The Tradition continues. Celticism is enjoying a vogue of late. I won’t disparage here the commercial excesses, for they reveal the vitality of our desire for reconciliation with our heritage. I’m pleased to see people approach the Western Mysteries from any direction, for Mystery teaches its own wisdom, correcting the initiate’s intent. Let many achieve it, even though they enter at a vulgar gate.

Heritage is History, and central to this particular history is the English language. Diversity aside, it's English that allows us to trace our history back further than the colonial era. The British Isles are the closest America can come to a common Ancestral Home. Identity politics may fairly critique this notion, but all who speak the language are tied to its history in myriad ways, conscious and subliminal. A people cannot do without a History; the arena in which Tradition is deployed.

It is this sense of loss that that lends Nostalgia its characteristic Melancholy. Here we are approaching the sentimental tenor of Saint Patrick's Day: a drunken cheer that cannot fully mask a sweetly melancholic longing. Neither could the Saint's conversion mask his heritage: the famous Breastplate of Patrick is clearly a Christianized reworking of an ancient Celtic prayer (or charm) form.

Another major form of Celtic literature is the Triad. The corpus of their law and wisdom was embodied in these tripartite verses. It’s said that the Celts couldn’t grasp the concept of the Christian Trinity, until Patrick had recourse to the shamrock, showing how a triple thing also could be single. More likely, the legend derives from the Celt’s deep cultural affinity for trinity, which Patrick shared.

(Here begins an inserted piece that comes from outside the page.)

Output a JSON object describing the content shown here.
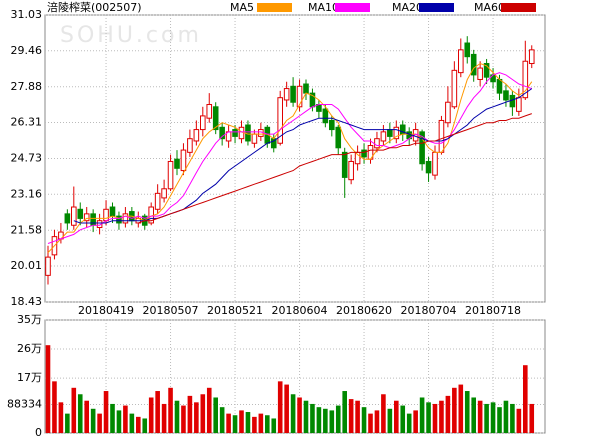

To honor then his Holiday, let me employ the form, and so engage Tradition. For I begin to see something worthwhile, and fit to be so rendered. Moreover, I thus structure my regard for the incoming season, and give myself something to expand upon as it develops.
Here then, my Triad:

Three faces of Spring:
Saint Patrick’s for the past time;
Easter for the future;
May Day for the moment.


More on this later, but today, wear, or better yet, do, something green. Sure, and get Home safely, wherever that may be.